En ese pequeño espacio, rodeadas de sacos de frijol y maíz, trabajaban al salir del colegio, sus hijas de diez y doce años. Ahí aprendieron a hacer bolsas de una, dos y cinco libras de azúcar; pesar pollo en libras; empacar regalos; atender a los clientes; surtir productos; hacer cuentas; en fin, a vivir la vida de emprendedoras.

La "tiendita de la niña Marina" fue creciendo. Su amabilidad, talento para la venta y trabajo duro le llevó a trasladar su tienda a un local comercial a un par de cuadras de donde estaba la tienda al inicio. Con esfuerzos, el negocio creció y la niña Marina sacaba de ahí para pagar los gastos escolares de sus hijas, para la comida y hasta para pagarles clases de inglés particulares, buscando un mejor futuro para "las niñas".

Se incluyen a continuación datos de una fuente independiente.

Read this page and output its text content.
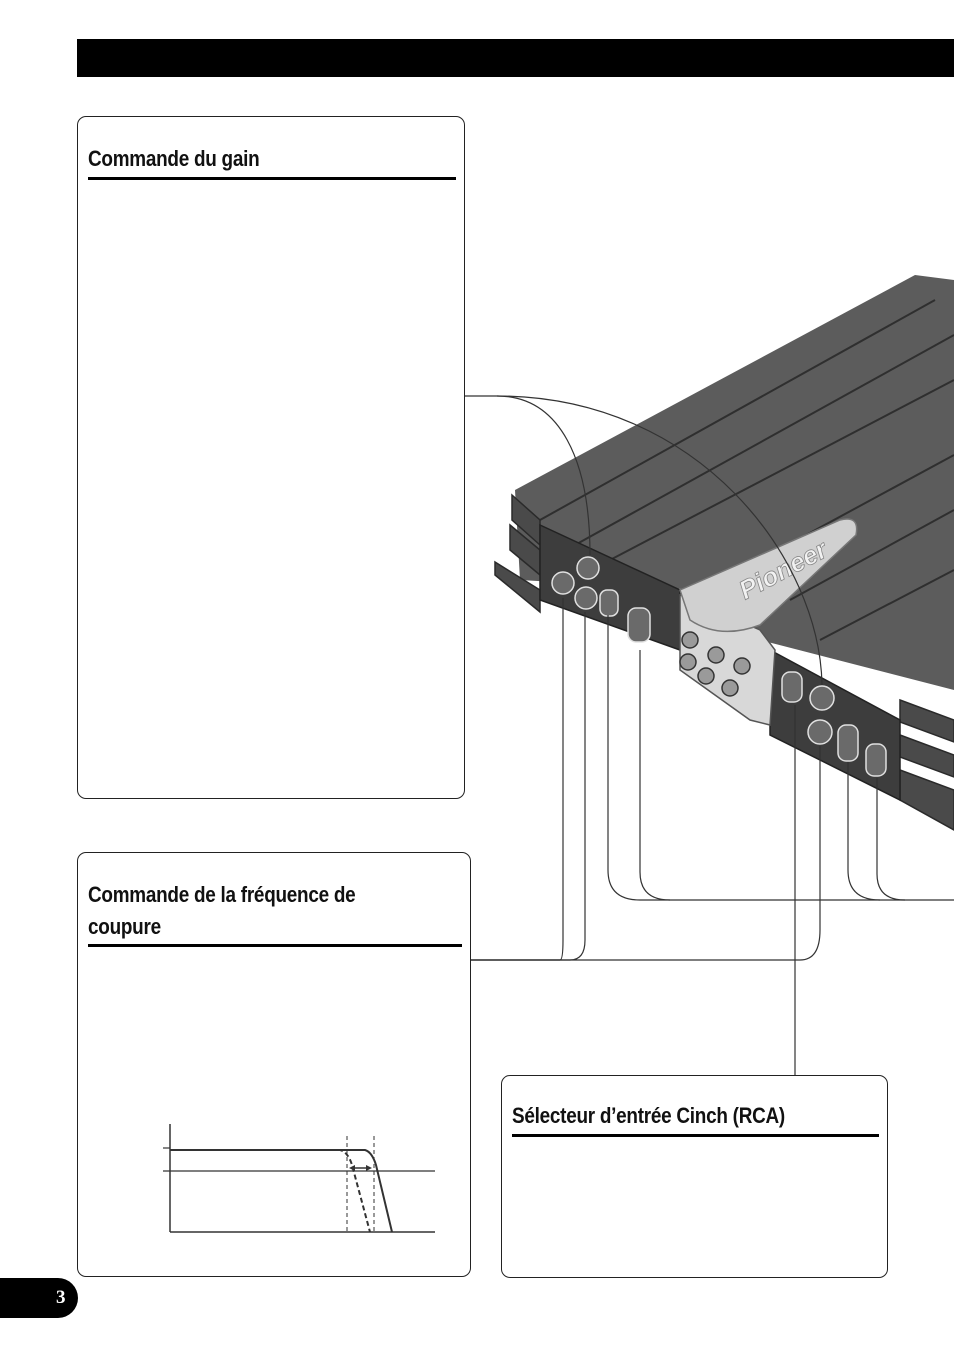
Pioneer
Commande du gain
Commande de la fréquence de
coupure
Sélecteur d’entrée Cinch (RCA)
3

En ese negocio, sus hijas vieron desfilar vendedores, cada uno con una forma de "llegarle" a la niña Marinita, dura negociadora, que no se guardaba cualquier sugerencia de mejora para ellos o sus supervisores, cuando llegaban a pedirle su opinión.

Desde agradecer por la primera compra del día, hasta agradecer por la última compra de la noche, la niña Marina siempre enseñó a sus hijas que el trabajo duro traía recompensa. Para las hijas que trabajaban en la tienda hasta el domingo, era difícil de entender. Sacrificar tardes de sábado de fiesta por estar en la tienda, o trabajar todo el día para luego en la noche hacer tareas escolares, no era la vida "normal" de la mayoría de sus compañeras.

Por cuestiones de la vida la niña Marinita no pudo continuar con su tienda, después de un poco más de 25 años de abrir sus puertas todos los días, llegó el momento de descansar y disfrutar un poco del fruto por lo que tanto trabajó.

La niña Marinita es mi mamá, y con orgullo puedo decir que cada día que pasé en esa tienda me formó. Aprendí de la vida, de las historias de cada cliente, de lo que hay afuera, de la realidad. Agradezco a mi mamá por haberme enseñado a trabajar, ahora lo entiendo todo, era la mejor herencia que cualquier hijo puede necesitar.